The announcement (made by minister Nusrat Ghani at today’s UK Bus Summit in Westminster) builds on 10 years of partnership between the LowCVP, Government and industry stakeholders. It follows the series of Green Bus Funds (2009 to 2014) and the Low Emission Bus Scheme in 2015.
This latest support for the UK’s thriving ‘green bus’ sector will help it re-establish its position amongst international leaders in the introduction of greener, cleaner vehicles. It will also help to create opportunities for locally-based bus manufacturers and component suppliers, as well as encouraging the best technology from international OEMs to be adopted in the UK.
“The bus sector is showing the rest of the UK’s road transport sector the way when it comes to cutting pollution and emissions which cause climate change” said LowCVP’s Managing Director, Andy Eastlake. “The new funding will encourage the introduction of more vehicles with greater zero emissions range capability and even bigger benefits to both urban air quality and climate change. Buses are rightfully a key target for policy and support as they are often chosen to operate in areas with the greatest air quality challenges. They provide a vital option for local authorities and operators now struggling to meet urgent air quality targets (such as London’s Ultra-Low Emission Zone and Clean Air Zones in other cities). Consistent support over a long period of time has created great opportunities for the UK-based bus industry and the related industrial community. I’m proud to say that the LowCVP has been playing a prominent supporting role in the development of the UK’s low emission bus sector for a decade or more.”
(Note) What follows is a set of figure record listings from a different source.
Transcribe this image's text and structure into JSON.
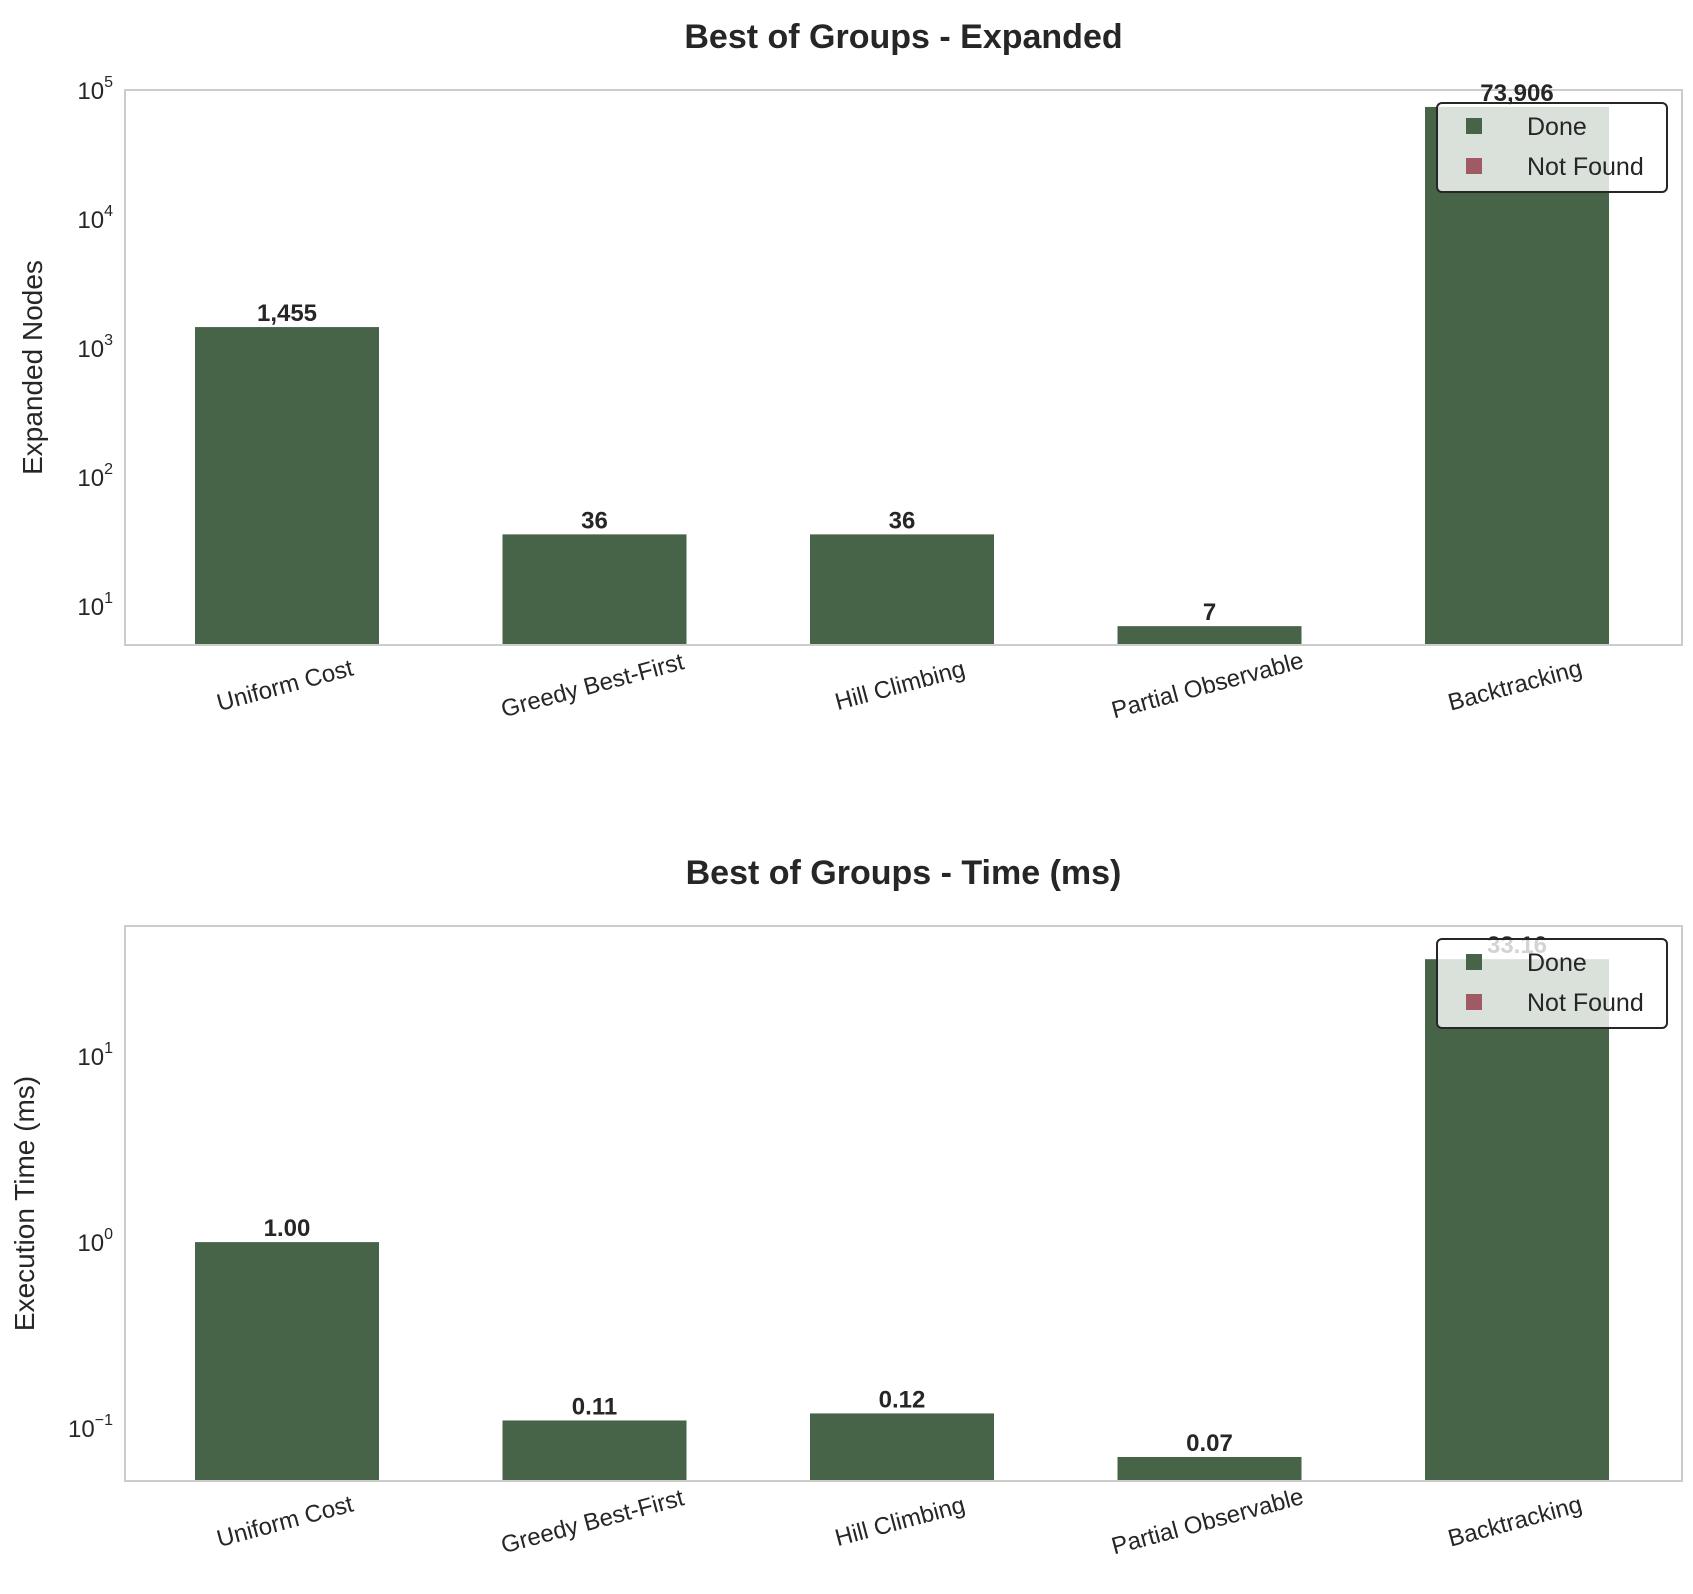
{
  "chart_data": [
    {
      "type": "bar",
      "title": "Best of Groups - Expanded",
      "ylabel": "Expanded Nodes",
      "yscale": "log",
      "ylim": [
        5,
        100000
      ],
      "yticks": [
        {
          "value": 10,
          "base": "10",
          "exp": "1"
        },
        {
          "value": 100,
          "base": "10",
          "exp": "2"
        },
        {
          "value": 1000,
          "base": "10",
          "exp": "3"
        },
        {
          "value": 10000,
          "base": "10",
          "exp": "4"
        },
        {
          "value": 100000,
          "base": "10",
          "exp": "5"
        }
      ],
      "categories": [
        "Uniform Cost",
        "Greedy Best-First",
        "Hill Climbing",
        "Partial Observable",
        "Backtracking"
      ],
      "values": [
        1455,
        36,
        36,
        7,
        73906
      ],
      "value_labels": [
        "1,455",
        "36",
        "36",
        "7",
        "73,906"
      ],
      "status": [
        "Done",
        "Done",
        "Done",
        "Done",
        "Done"
      ],
      "legend": {
        "position": "top-right",
        "entries": [
          {
            "label": "Done",
            "color": "#476449"
          },
          {
            "label": "Not Found",
            "color": "#a05a63"
          }
        ]
      },
      "grid": false
    },
    {
      "type": "bar",
      "title": "Best of Groups - Time (ms)",
      "ylabel": "Execution Time (ms)",
      "yscale": "log",
      "ylim": [
        0.052,
        50
      ],
      "yticks": [
        {
          "value": 0.1,
          "base": "10",
          "exp": "−1"
        },
        {
          "value": 1,
          "base": "10",
          "exp": "0"
        },
        {
          "value": 10,
          "base": "10",
          "exp": "1"
        }
      ],
      "categories": [
        "Uniform Cost",
        "Greedy Best-First",
        "Hill Climbing",
        "Partial Observable",
        "Backtracking"
      ],
      "values": [
        1.0,
        0.11,
        0.12,
        0.07,
        33.16
      ],
      "value_labels": [
        "1.00",
        "0.11",
        "0.12",
        "0.07",
        "33.16"
      ],
      "status": [
        "Done",
        "Done",
        "Done",
        "Done",
        "Done"
      ],
      "legend": {
        "position": "top-right",
        "entries": [
          {
            "label": "Done",
            "color": "#476449"
          },
          {
            "label": "Not Found",
            "color": "#a05a63"
          }
        ]
      },
      "grid": false
    }
  ],
  "colors": {
    "done": "#476449",
    "not_found": "#a05a63",
    "axes": "#cccccc"
  }
}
In 2018, 4.2 percent of the UK bus sector was completely zero emission at the tailpipe (including 309 electric buses and 20 running on hydrogen fuel cells). Compared with the best ever monthly figure for the car sector of 1 percent pure battery electric vehicles.
Electric buses can save up to 72 percent of the CO2-equivalent greenhouse gas emissions compared with a standard Euro V diesel buses (based on the 2018 UK average electricity grid mix). These savings will only increase as renewable energy provides a growing part of the UK’s electricity mix.
There are four UK-based manufacturers of electric buses and two makers of hydrogen fuel cell buses. The UK industrial sector is also, therefore, well placed to benefit from the transition to cleaner, low carbon buses.
Support for low carbon, cleaner buses has been operating for over a decade. The 2009 Green Bus Fund was the first in a series of incentive schemes, targeted at buses, based on criteria developed by the LowCVP.
The latest scheme is based on the most challenging requirements anywhere in Europe, including consideration of cabin heating, ambient air conditioning, whole-vehicle testing with ancillary loads and well-to-wheel greenhouse gas emissions.